I feel that as a non-developer the biggest thing I contributed was a spirit of curiosity and learning. By asking the developers questions I was a help to them by compelling them to slow down and gain a macroscopic perspective on their work. In fact almost everyone to whom I asked questions ended up tutoring me and expressing their gratitude for my questions. Most said that they were learning from me as well. This is useful because there was a great deal of technical jargon being thrown around and many of the eventual users of the tools that were and will be developed out of this event are amateurs just like me. I have already reached out to Damarius and Edward of DocHive and they continue to help me understand what they do, where to go from here and what I can do to help. Edward in particular has given me some specific technical help on how to use tesseract to convert PDFs to txt. The next step for me is to do private research on all the jargon I heard and to start testing out the different tools I was exposed to – namely Tesseract and Imagemagik. I currently have a project converting PDFs into markdown and think this will be a good opportunity to learn the ins and outs of the software.
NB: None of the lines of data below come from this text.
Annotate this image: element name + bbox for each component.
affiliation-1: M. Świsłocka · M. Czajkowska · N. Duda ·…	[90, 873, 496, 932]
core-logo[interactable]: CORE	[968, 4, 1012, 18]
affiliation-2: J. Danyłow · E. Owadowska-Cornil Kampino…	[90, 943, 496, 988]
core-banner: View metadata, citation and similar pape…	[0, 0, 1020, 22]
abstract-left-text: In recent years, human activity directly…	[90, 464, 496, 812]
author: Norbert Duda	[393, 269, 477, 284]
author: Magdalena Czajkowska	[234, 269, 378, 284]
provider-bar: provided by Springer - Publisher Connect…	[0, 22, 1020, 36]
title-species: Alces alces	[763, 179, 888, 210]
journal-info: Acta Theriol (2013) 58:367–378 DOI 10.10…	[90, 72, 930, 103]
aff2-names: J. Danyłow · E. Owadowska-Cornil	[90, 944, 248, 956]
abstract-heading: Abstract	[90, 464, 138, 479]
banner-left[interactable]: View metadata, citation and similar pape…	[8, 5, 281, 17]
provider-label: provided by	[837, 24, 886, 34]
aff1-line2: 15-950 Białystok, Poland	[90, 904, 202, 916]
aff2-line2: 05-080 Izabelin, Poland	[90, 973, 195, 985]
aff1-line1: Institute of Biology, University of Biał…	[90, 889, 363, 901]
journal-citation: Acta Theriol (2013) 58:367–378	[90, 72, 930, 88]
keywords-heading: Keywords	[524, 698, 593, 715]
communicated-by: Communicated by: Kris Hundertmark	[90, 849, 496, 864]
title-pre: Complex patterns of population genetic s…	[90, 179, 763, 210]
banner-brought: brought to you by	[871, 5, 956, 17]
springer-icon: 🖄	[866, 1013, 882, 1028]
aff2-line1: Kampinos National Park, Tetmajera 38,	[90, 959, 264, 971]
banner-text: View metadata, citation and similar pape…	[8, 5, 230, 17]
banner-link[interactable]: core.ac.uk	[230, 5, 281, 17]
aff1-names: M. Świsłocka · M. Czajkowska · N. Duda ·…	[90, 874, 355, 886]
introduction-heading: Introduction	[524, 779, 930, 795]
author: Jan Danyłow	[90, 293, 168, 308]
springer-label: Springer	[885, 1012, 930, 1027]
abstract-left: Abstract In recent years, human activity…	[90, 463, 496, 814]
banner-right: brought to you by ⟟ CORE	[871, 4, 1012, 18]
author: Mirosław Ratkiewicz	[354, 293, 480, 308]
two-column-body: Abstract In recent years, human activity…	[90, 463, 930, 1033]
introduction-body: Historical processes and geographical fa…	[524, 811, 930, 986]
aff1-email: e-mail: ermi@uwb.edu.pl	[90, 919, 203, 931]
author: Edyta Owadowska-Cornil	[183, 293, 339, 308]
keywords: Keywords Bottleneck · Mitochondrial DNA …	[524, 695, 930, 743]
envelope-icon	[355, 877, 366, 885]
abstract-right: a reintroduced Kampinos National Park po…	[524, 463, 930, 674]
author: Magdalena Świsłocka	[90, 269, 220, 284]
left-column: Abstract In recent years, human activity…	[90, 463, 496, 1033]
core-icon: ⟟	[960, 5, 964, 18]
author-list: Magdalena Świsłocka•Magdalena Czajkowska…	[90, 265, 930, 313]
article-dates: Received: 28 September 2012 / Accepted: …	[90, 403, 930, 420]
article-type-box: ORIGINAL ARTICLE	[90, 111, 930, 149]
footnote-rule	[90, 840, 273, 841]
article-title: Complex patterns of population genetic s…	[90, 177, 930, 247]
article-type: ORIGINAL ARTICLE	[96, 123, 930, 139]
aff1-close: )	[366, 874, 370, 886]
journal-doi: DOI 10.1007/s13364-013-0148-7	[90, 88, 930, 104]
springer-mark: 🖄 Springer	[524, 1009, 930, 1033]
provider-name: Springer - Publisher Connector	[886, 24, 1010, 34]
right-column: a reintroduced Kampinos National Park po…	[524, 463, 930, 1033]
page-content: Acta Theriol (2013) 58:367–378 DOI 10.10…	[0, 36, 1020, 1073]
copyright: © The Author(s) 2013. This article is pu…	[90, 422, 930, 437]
All of this is important because it has to do with opening data to the public – helping to construct a more transparent society. This concept of open-data is relatively new to me and I hope to learn more by reading the book “Open Data Now” by Joel Gurin. Having data be easily accessible is essential to a vital and engaged society. After helping to liberate civic data people really need from PDFs, I feel energized to contribute my skills and my time to bring that society to life in the United States.